Indeed, Kim disappeared from public view for three weeks between a Lunar New Year concert on Jan. 25 and a February event at the Kumsusan Palace of the Sun to mark his father’s birthday. He was not seen in public for another 13 days before offering “guidance” for military training on Feb. 28, according to state media reports.
“His absence from the Kumsusan Palace on Kim Il Sung’s birthday was unusual, but that alone is not evidence enough to say Kim Jong Un is in trouble,” Lee said.
...But if Kim were gravely ill, it’s unlikely he would have left the hospital and traveled by train to Wonsan, a distance of over 150 miles. And if he had died and officials wanted to maintain secrecy, it’s unlikely his body would have been transported across the country.
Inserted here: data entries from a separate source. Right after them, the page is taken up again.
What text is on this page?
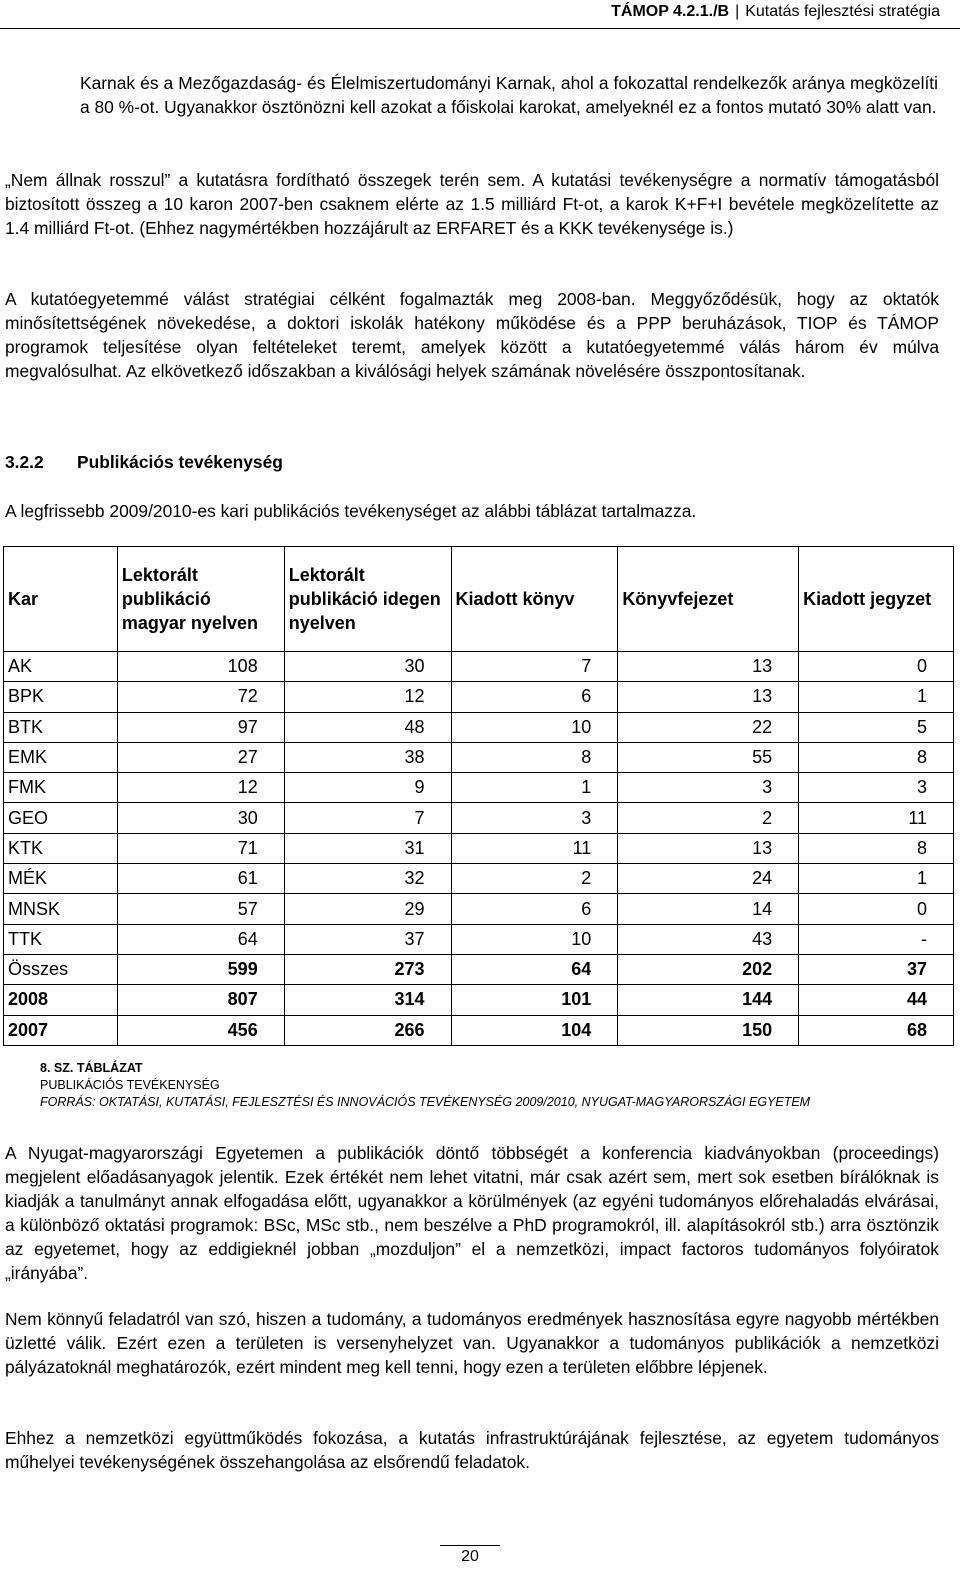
TÁMOP 4.2.1./B | Kutatás fejlesztési stratégia

Karnak és a Mezőgazdaság- és Élelmiszertudományi Karnak, ahol a fokozattal rendelkezők aránya megközelíti a 80 %-ot. Ugyanakkor ösztönözni kell azokat a főiskolai karokat, amelyeknél ez a fontos mutató 30% alatt van.

„Nem állnak rosszul” a kutatásra fordítható összegek terén sem. A kutatási tevékenységre a normatív támogatásból biztosított összeg a 10 karon 2007-ben csaknem elérte az 1.5 milliárd Ft-ot, a karok K+F+I bevétele megközelítette az 1.4 milliárd Ft-ot. (Ehhez nagymértékben hozzájárult az ERFARET és a KKK tevékenysége is.)

A kutatóegyetemmé válást stratégiai célként fogalmazták meg 2008-ban. Meggyőződésük, hogy az oktatók minősítettségének növekedése, a doktori iskolák hatékony működése és a PPP beruházások, TIOP és TÁMOP programok teljesítése olyan feltételeket teremt, amelyek között a kutatóegyetemmé válás három év múlva megvalósulhat. Az elkövetkező időszakban a kiválósági helyek számának növelésére összpontosítanak.

3.2.2 Publikációs tevékenység

A legfrissebb 2009/2010-es kari publikációs tevékenységet az alábbi táblázat tartalmazza.

Kar	Lektorált publikáció magyar nyelven	Lektorált publikáció idegen nyelven	Kiadott könyv	Könyvfejezet	Kiadott jegyzet
AK	108	30	7	13	0
BPK	72	12	6	13	1
BTK	97	48	10	22	5
EMK	27	38	8	55	8
FMK	12	9	1	3	3
GEO	30	7	3	2	11
KTK	71	31	11	13	8
MÉK	61	32	2	24	1
MNSK	57	29	6	14	0
TTK	64	37	10	43	-
Összes	599	273	64	202	37
2008	807	314	101	144	44
2007	456	266	104	150	68
8. SZ. TÁBLÁZAT
PUBLIKÁCIÓS TEVÉKENYSÉG
FORRÁS: OKTATÁSI, KUTATÁSI, FEJLESZTÉSI ÉS INNOVÁCIÓS TEVÉKENYSÉG 2009/2010, NYUGAT-MAGYARORSZÁGI EGYETEM

A Nyugat-magyarországi Egyetemen a publikációk döntő többségét a konferencia kiadványokban (proceedings) megjelent előadásanyagok jelentik. Ezek értékét nem lehet vitatni, már csak azért sem, mert sok esetben bírálóknak is kiadják a tanulmányt annak elfogadása előtt, ugyanakkor a körülmények (az egyéni tudományos előrehaladás elvárásai, a különböző oktatási programok: BSc, MSc stb., nem beszélve a PhD programokról, ill. alapításokról stb.) arra ösztönzik az egyetemet, hogy az eddigieknél jobban „mozduljon” el a nemzetközi, impact factoros tudományos folyóiratok „irányába”.

Nem könnyű feladatról van szó, hiszen a tudomány, a tudományos eredmények hasznosítása egyre nagyobb mértékben üzletté válik. Ezért ezen a területen is versenyhelyzet van. Ugyanakkor a tudományos publikációk a nemzetközi pályázatoknál meghatározók, ezért mindent meg kell tenni, hogy ezen a területen előbbre lépjenek.

Ehhez a nemzetközi együttműködés fokozása, a kutatás infrastruktúrájának fejlesztése, az egyetem tudományos műhelyei tevékenységének összehangolása az elsőrendű feladatok.

20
...The Tokyo Shimbun newspaper reported that Kim appears to be undergoing “voluntary isolation” in Wonsan, citing a high-ranking Japanese government official, and quoted North Korean sources as saying he had gone there after one of his bodyguards was found to have the virus. That’s not the sort of thing North Korea would admit publicly, especially given its insistence it has no cases of the virus.
...“Experienced Korea watchers are counseling ‘we don’t know, we have to wait for confirmation, so have another drink,’ ” Klingner said, “while those new to North Korea are taking the rumors at face value and panicking about loss of control of nuclear weapons.”